A: If you talk to patients, a lot of the time they’re less nervous about the surgery itself than they are of losing control. It’s a skill, and it’s something I pride myself in. In a short period of time, I have to convey a sense of confidence. Having a sense of humor, a smile and sense of professionalism helps. If the patient is nervous, give them an extra minute and help them try to understand what’s going on. Letting them know that they’re important and that we’ve got them. They’re not going to be alone. There’s someone who is invested in their safety and health. That’s something I try to impart to them.

Q: Is anesthesiology a specialty that’s still evolving, or do we more or less have it down to a science?

A: Every day there’s a new revolution. One area that’s evolving is multi-modal pain control. The opioid epidemic has us minimizing narcotic usage. We still give it when you need it, but multiple kinds of medication are used for different kinds of pain. Opioids, for example, don’t even address every kind of pain. There are many different ways to address pain. The same goes for post-operative nausea. We treat it preventatively pre-op, as well as post-op. Some of the things stay the same, but there’s always a significant effort to improve the patient’s experience with pain, nausea and recovery. We try to make it so they can get out of the hospital sooner. Not because we want to get rid of them, but because they’re able to leave sooner. With more patients and less providers, it also means we can see more patients.

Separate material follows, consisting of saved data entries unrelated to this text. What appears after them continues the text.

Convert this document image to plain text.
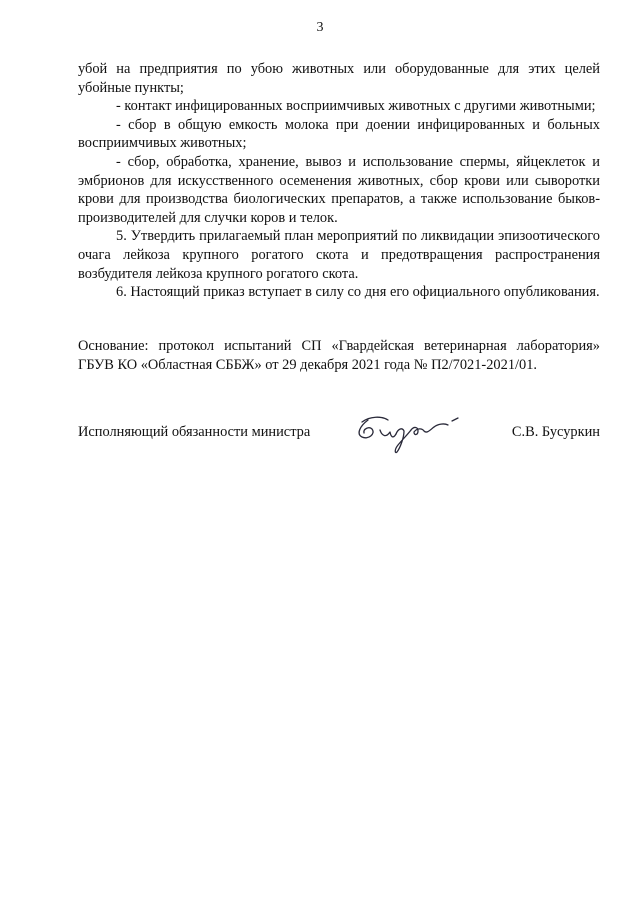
3

убой на предприятия по убою животных или оборудованные для этих целей убойные пункты;

- контакт инфицированных восприимчивых животных с другими животными;

- сбор в общую емкость молока при доении инфицированных и больных восприимчивых животных;

- сбор, обработка, хранение, вывоз и использование спермы, яйцеклеток и эмбрионов для искусственного осеменения животных, сбор крови или сыворотки крови для производства биологических препаратов, а также использование быков-производителей для случки коров и телок.

5. Утвердить прилагаемый план мероприятий по ликвидации эпизоотического очага лейкоза крупного рогатого скота и предотвращения распространения возбудителя лейкоза крупного рогатого скота.

6. Настоящий приказ вступает в силу со дня его официального опубликования.

Основание: протокол испытаний СП «Гвардейская ветеринарная лаборатория» ГБУВ КО «Областная СББЖ» от 29 декабря 2021 года № П2/7021-2021/01.

Исполняющий обязанности министра	С.В. Бусуркин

Q: What is the hardest operation to do anesthesia for?

A: At Oswego, the most challenging would probably be pediatrics. There’s an emotional and communication component, as well as different reactions to a lot of medications. So you have to be very conscientious of their needs. Outside of Oswego? I would say lung resections and aortic operations and transplants. They get very complicated.


Name: Mark E. Vadney, D.O.

Position: Chief of anesthesiology at Oswego Health

Hometown: Medfield, Mass.

Education: University of New England College of Medicine in Maine (2006)

Affiliations: Oswego Health

Career: Has experience developing regional anesthesia programs, including at the FF Thompson Hospital, affiliated with university of Rochester Medical Center, Guthrie Corning Hospital, Canton Potsdam Hospital Samaritan Medical Center, and SUNY Upstate Medical Center.

Organizations: Fellow of American Society of Anesthesiology

Hobbies: Skiing, boating, camping, fishing.